Parsing a GeoJSON file into dataframe produces single unwanted duplicate, unable to find cause

156 views Asked by At

I am working with Berlin postal code data obtained from the following link: https://tsb-opendata.s3.eu-central-1.amazonaws.com/plz/plz.geojson

I am opening the file using requests.get().json() in python 3 and parsing the data in order to create a list of representative points using polygon boundaries with shapely, transforming coordinates to the Albers Equal Area projection to calculate polygon areas, and combining lists creating a Pandas dataframe of the postal codes, their representative points, and areas. My code for doing so looks like this:

import numpy as np
import pandas as pd
import requests
import urllib
import io
import json
import lxml.html as lh
import bs4 as bs
import pyproj
from shapely.geometry import shape, Point
import shapely.ops as ops

urlzip = 'https://tsb-opendata.s3.eu-central-1.amazonaws.com/plz/plz.geojson'
berlinzip_json = requests.get(urlzip).json()

area = []
lats = []
lons = []
name = []

for feature in berlinzip_json['features']:
        name.append(feature['properties']['plz'])
        polygon = shape(feature['geometry'])
        p=polygon.representative_point()
        lons.append(p.x)
        lats.append(p.y)
    
    geom_aea = ops.transform(
        pyproj.Proj(
        proj='aea',
        lat_1=polygon.bounds[1],
        lat_2=polygon.bounds[3]),
    polygon)
    a = geom_aea.area/1000**2
    area.append(a)
postal_codes= pd.DataFrame(data={'Postal Code':name, 'Latitude':lats, 'Longitude':lons, 'Area':area})
postal_codes = postal_codes.iloc[0:191,:]
postal_codes.sort_values(['Postal Code'], ascending=True, axis=0, inplace=True)
postal_codes

In the output I always get the same result, an unwanted duplicate.
Duplicate shown in Dataframe

I suspected it might be duplicated within the GeoJSON file itself, but when I manually checked the file the particular postal code only appears once and there don't appear to be any abnormalities. As shown in GeoJSON file

I am at a loss for why this error of unwanted duplication occurs with the same postal code (14193) each time I run the code. I wonder if it is an issue in my own code, but I do not see anything that would produce one lone duplicate each time. For now I am simply deleting the duplicates after I run the code, so it has not been a major issue, but I can't help but ask whether anyone else who has experienced this issue and can provide some insight into what is causing this issue.
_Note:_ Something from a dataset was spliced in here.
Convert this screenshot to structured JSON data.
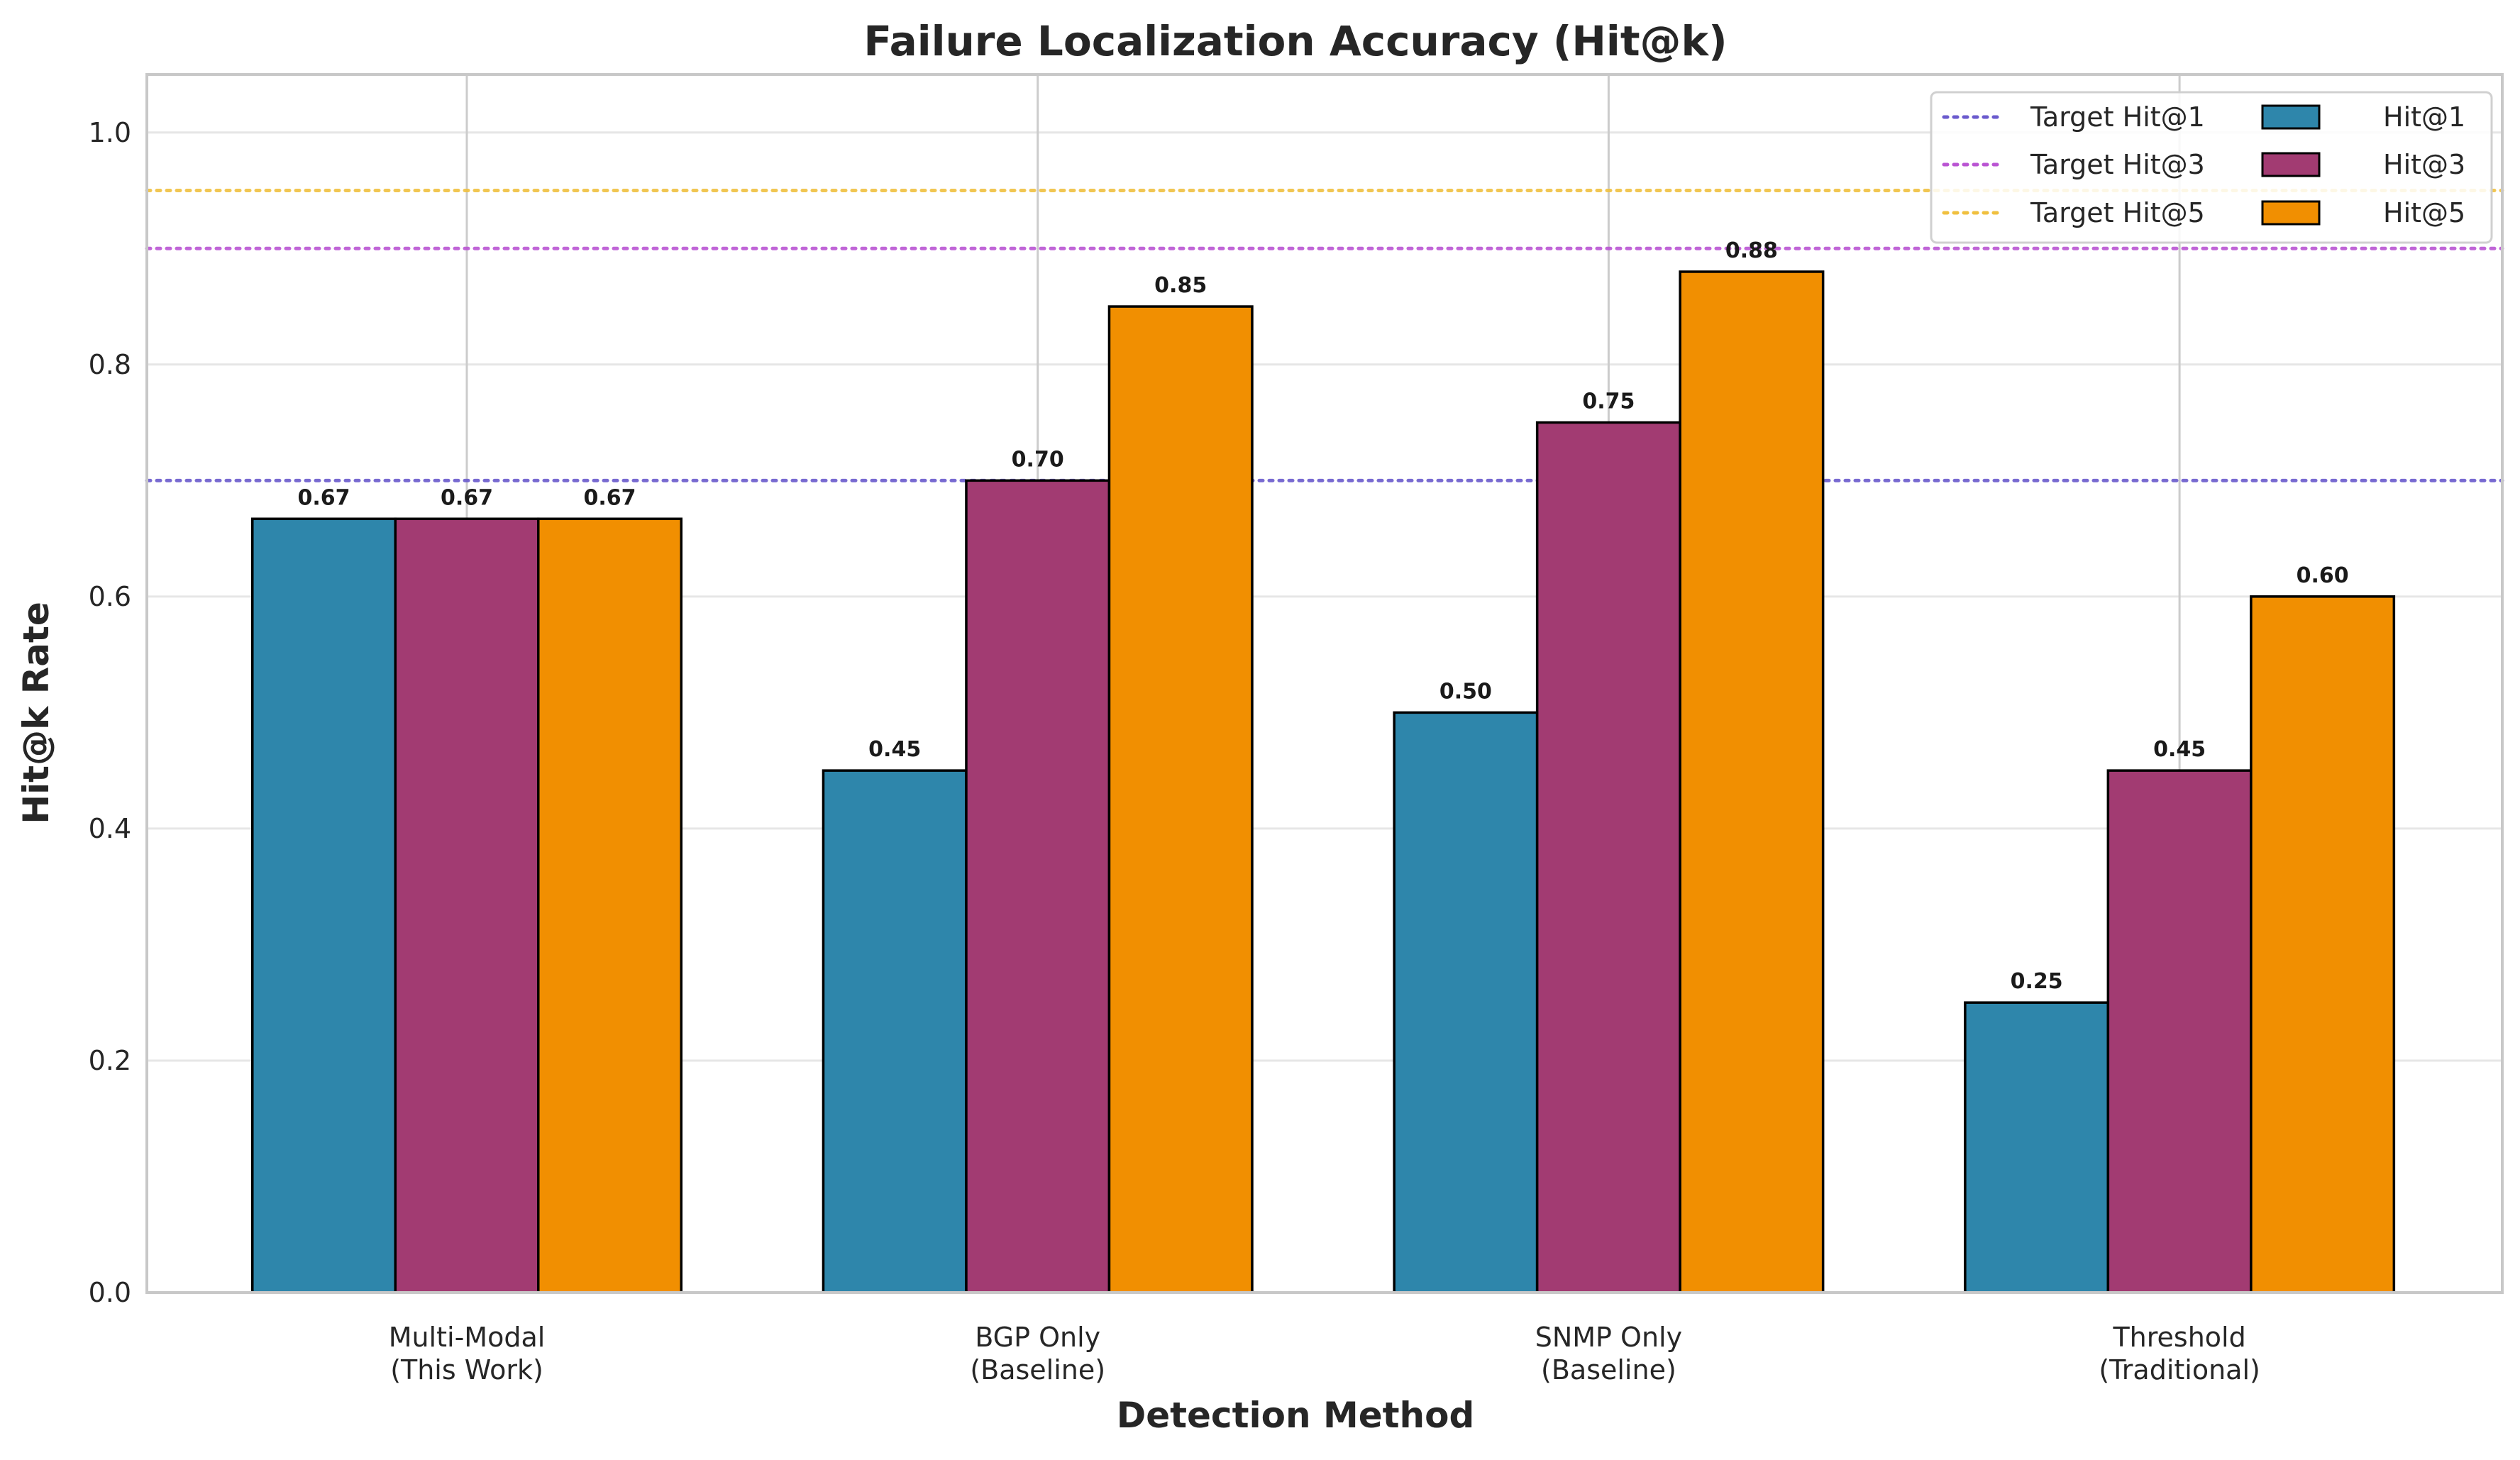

Any thoughts and ideas would be greatly appreciated.

1

There are 1 answers

3
noob On

no problem with your code : 1- I manually checked the geojsom file using find: "plz": "14193" i fount two postal code with the same values

2- if you check your length of len(berlinzip_json['features']) you find it 194 the same records of you dataframe after removing postal_codes = postal_codes.iloc[0:191,:]

I think nothing wrong with your code